In truth, it is better to toss up cross and pile in a cause, than to refer it to a judge whose mind is warped by any motive whatever, in that particular case. But the common sense of twelve honest men gives still a better chance of just decision, than the hazard of cross and pile. These judges execute their process by the sheriff or coroner of the county, or by constables of their own appointment. If any free person commit an offence against the commonwealth, if it be below the degree of felony, he is bound by a justice to appear before their court, to answer it on indictment or information.
If it amount to felony, he is committed to jail, a court of these justices is called; if they on examination think him guilty, they send him to the jail of the general court, before which court he is to be tried first by a grand jury of 24, of whom 13 must concur in opinion: if they find him guilty, he is then tried by a jury of 12 men of the county where the offence was committed, and by their verdict, which must be unanimous, he is acquitted or condemned without appeal.”

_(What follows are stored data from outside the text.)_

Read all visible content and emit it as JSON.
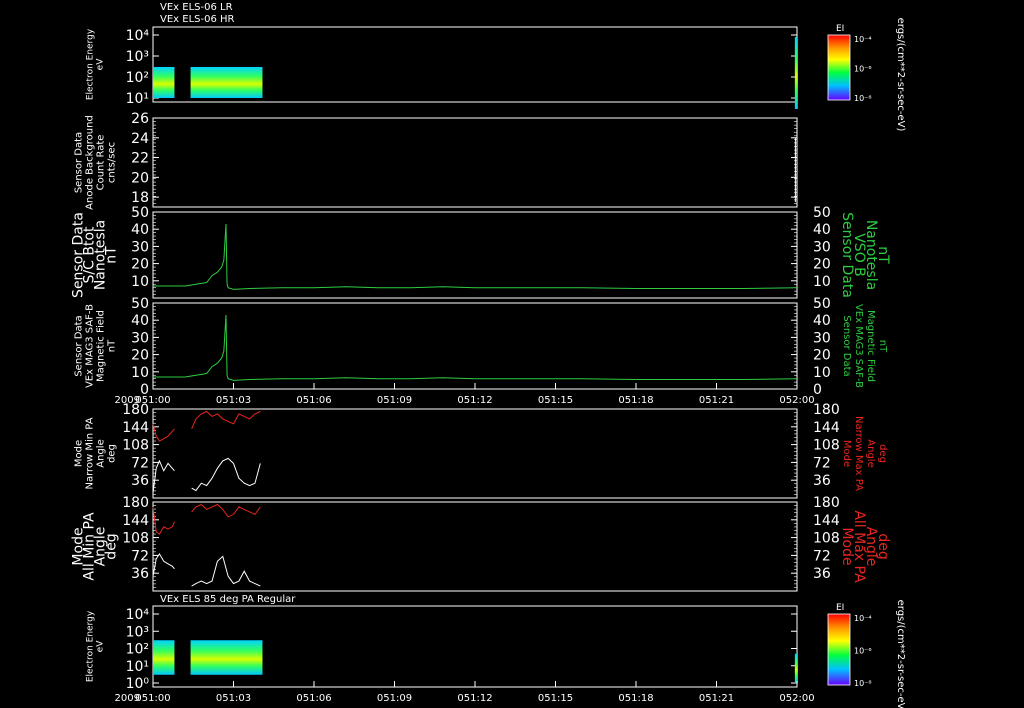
{
  "chart_data": {
    "type": "line",
    "xrange": [
      "051:00",
      "052:00"
    ],
    "xticks": [
      "051:00",
      "051:03",
      "051:06",
      "051:09",
      "051:12",
      "051:15",
      "051:18",
      "051:21",
      "052:00"
    ],
    "year": "2009",
    "panels": [
      {
        "id": "els-lr-hr",
        "type": "heatmap",
        "titles": [
          "VEx ELS-06 LR",
          "VEx ELS-06 HR"
        ],
        "ylabel": [
          "Electron Energy",
          "eV"
        ],
        "yscale": "log",
        "yticks": [
          "10⁴",
          "10³",
          "10²",
          "10¹"
        ],
        "colorbar": {
          "label": "EI",
          "ticks": [
            "10⁻⁴",
            "10⁻⁶",
            "10⁻⁸"
          ],
          "unit": "ergs/(cm**2-sr-sec-eV)"
        },
        "data_blocks": [
          {
            "x": [
              "051:00",
              "051:02"
            ],
            "energy_eV": [
              10,
              300
            ]
          },
          {
            "x": [
              "051:03.5",
              "051:10.2"
            ],
            "energy_eV": [
              10,
              300
            ]
          },
          {
            "x": [
              "051:59.8",
              "052:00"
            ],
            "energy_eV": [
              3,
              8000
            ]
          }
        ]
      },
      {
        "id": "anode-background",
        "type": "line",
        "ylabel": [
          "Sensor Data",
          "Anode Background",
          "Count Rate",
          "cnts/sec"
        ],
        "ylim": [
          17,
          26
        ],
        "yticks": [
          26,
          24,
          22,
          20,
          18
        ],
        "series": [
          {
            "color": "#ffffff",
            "x": [
              "051:59.85",
              "051:59.85"
            ],
            "y": [
              17.5,
              24
            ]
          }
        ]
      },
      {
        "id": "sc-bmag",
        "type": "line",
        "ylabel": [
          "Sensor Data",
          "S/C Btot",
          "Nanotesla",
          "nT"
        ],
        "right_label": [
          "Sensor Data",
          "VSO B",
          "Nanotesla",
          "nT"
        ],
        "ylim": [
          0,
          50
        ],
        "yticks": [
          50,
          40,
          30,
          20,
          10
        ],
        "series": [
          {
            "color": "#2ecc40",
            "x_min": [
              0,
              3,
              5,
              5.5,
              6,
              6.4,
              6.6,
              6.8,
              6.9,
              7,
              7.5,
              9,
              12,
              15,
              18,
              21,
              24,
              27,
              30,
              35,
              40,
              45,
              50,
              55,
              60
            ],
            "y": [
              7,
              7,
              9,
              13,
              15,
              18,
              22,
              43,
              8,
              6,
              5,
              5.5,
              6,
              6,
              6.5,
              6,
              6,
              6.5,
              6,
              6,
              6,
              5.5,
              5.5,
              5.5,
              6
            ]
          }
        ]
      },
      {
        "id": "mag-saf-b",
        "type": "line",
        "ylabel": [
          "Sensor Data",
          "VEx MAG3 SAF-B",
          "Magnetic Field",
          "nT"
        ],
        "right_label": [
          "Sensor Data",
          "VEx MAG3 SAF-B",
          "Magnetic Field",
          "nT"
        ],
        "ylim": [
          0,
          50
        ],
        "yticks": [
          50,
          40,
          30,
          20,
          10,
          0
        ],
        "series": [
          {
            "color": "#2ecc40",
            "x_min": [
              0,
              3,
              5,
              5.5,
              6,
              6.4,
              6.6,
              6.8,
              6.9,
              7,
              7.5,
              9,
              12,
              15,
              18,
              21,
              24,
              27,
              30,
              35,
              40,
              45,
              50,
              55,
              60
            ],
            "y": [
              7,
              7,
              9,
              13,
              15,
              18,
              22,
              43,
              8,
              6,
              5,
              5.5,
              6,
              6,
              6.5,
              6,
              6,
              6.5,
              6,
              6,
              6,
              5.5,
              5.5,
              5.5,
              6
            ]
          }
        ]
      },
      {
        "id": "narrow-pa",
        "type": "line",
        "ylabel": [
          "Mode",
          "Narrow Min PA",
          "Angle",
          "deg"
        ],
        "right_label": [
          "Mode",
          "Narrow Max PA",
          "Angle",
          "deg"
        ],
        "ylim": [
          0,
          180
        ],
        "yticks": [
          180,
          144,
          108,
          72,
          36
        ],
        "series": [
          {
            "color": "#ffffff",
            "x_min": [
              0,
              0.3,
              0.6,
              1,
              1.4,
              1.8,
              2
            ],
            "y": [
              10,
              60,
              75,
              55,
              70,
              60,
              55
            ]
          },
          {
            "color": "#e8251e",
            "x_min": [
              0,
              0.3,
              0.6,
              1,
              1.4,
              1.8,
              2
            ],
            "y": [
              150,
              125,
              115,
              120,
              125,
              135,
              140
            ]
          },
          {
            "color": "#ffffff",
            "x_min": [
              3.6,
              4,
              4.5,
              5,
              5.5,
              6,
              6.5,
              7,
              7.5,
              8,
              8.5,
              9,
              9.5,
              10
            ],
            "y": [
              20,
              15,
              30,
              25,
              40,
              60,
              75,
              80,
              70,
              40,
              30,
              25,
              30,
              70
            ]
          },
          {
            "color": "#e8251e",
            "x_min": [
              3.6,
              4,
              4.5,
              5,
              5.5,
              6,
              6.5,
              7,
              7.5,
              8,
              8.5,
              9,
              9.5,
              10
            ],
            "y": [
              140,
              160,
              170,
              175,
              165,
              170,
              160,
              155,
              150,
              170,
              165,
              160,
              170,
              175
            ]
          }
        ]
      },
      {
        "id": "all-pa",
        "type": "line",
        "ylabel": [
          "Mode",
          "All Min PA",
          "Angle",
          "deg"
        ],
        "right_label": [
          "Mode",
          "All Max PA",
          "Angle",
          "deg"
        ],
        "ylim": [
          0,
          180
        ],
        "yticks": [
          180,
          144,
          108,
          72,
          36
        ],
        "series": [
          {
            "color": "#ffffff",
            "x_min": [
              0,
              0.3,
              0.6,
              1,
              1.4,
              1.8,
              2
            ],
            "y": [
              30,
              65,
              75,
              60,
              55,
              50,
              45
            ]
          },
          {
            "color": "#e8251e",
            "x_min": [
              0,
              0.3,
              0.6,
              1,
              1.4,
              1.8,
              2
            ],
            "y": [
              170,
              120,
              115,
              130,
              125,
              130,
              140
            ]
          },
          {
            "color": "#ffffff",
            "x_min": [
              3.6,
              4,
              4.5,
              5,
              5.5,
              6,
              6.5,
              7,
              7.5,
              8,
              8.5,
              9,
              9.5,
              10
            ],
            "y": [
              10,
              15,
              20,
              15,
              20,
              60,
              70,
              30,
              15,
              20,
              40,
              20,
              15,
              10
            ]
          },
          {
            "color": "#e8251e",
            "x_min": [
              3.6,
              4,
              4.5,
              5,
              5.5,
              6,
              6.5,
              7,
              7.5,
              8,
              8.5,
              9,
              9.5,
              10
            ],
            "y": [
              160,
              170,
              175,
              165,
              170,
              175,
              165,
              150,
              155,
              170,
              165,
              160,
              155,
              170
            ]
          }
        ]
      },
      {
        "id": "els-85deg",
        "type": "heatmap",
        "titles": [
          "VEx ELS 85 deg PA Regular"
        ],
        "ylabel": [
          "Electron Energy",
          "eV"
        ],
        "yscale": "log",
        "yticks": [
          "10⁴",
          "10³",
          "10²",
          "10¹",
          "10⁰"
        ],
        "colorbar": {
          "label": "EI",
          "ticks": [
            "10⁻⁴",
            "10⁻⁶",
            "10⁻⁸"
          ],
          "unit": "ergs/(cm**2-sr-sec-eV)"
        },
        "data_blocks": [
          {
            "x": [
              "051:00",
              "051:02"
            ],
            "energy_eV": [
              3,
              300
            ]
          },
          {
            "x": [
              "051:03.5",
              "051:10.2"
            ],
            "energy_eV": [
              3,
              300
            ]
          },
          {
            "x": [
              "051:59.8",
              "052:00"
            ],
            "energy_eV": [
              1,
              50
            ]
          }
        ]
      }
    ]
  }
}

One individual does not suddenly decide to “gather your jury.”

The individual named “Mark” is creating a fictional version of a fictional argument between “Mark” and his fictional opponent, and none of his words have anything to do with me or the problems facing mankind.

Either people agree to defend each other from clear and present dangers to all life on earth or people do not do so, even if “Mark” is working for the Cult.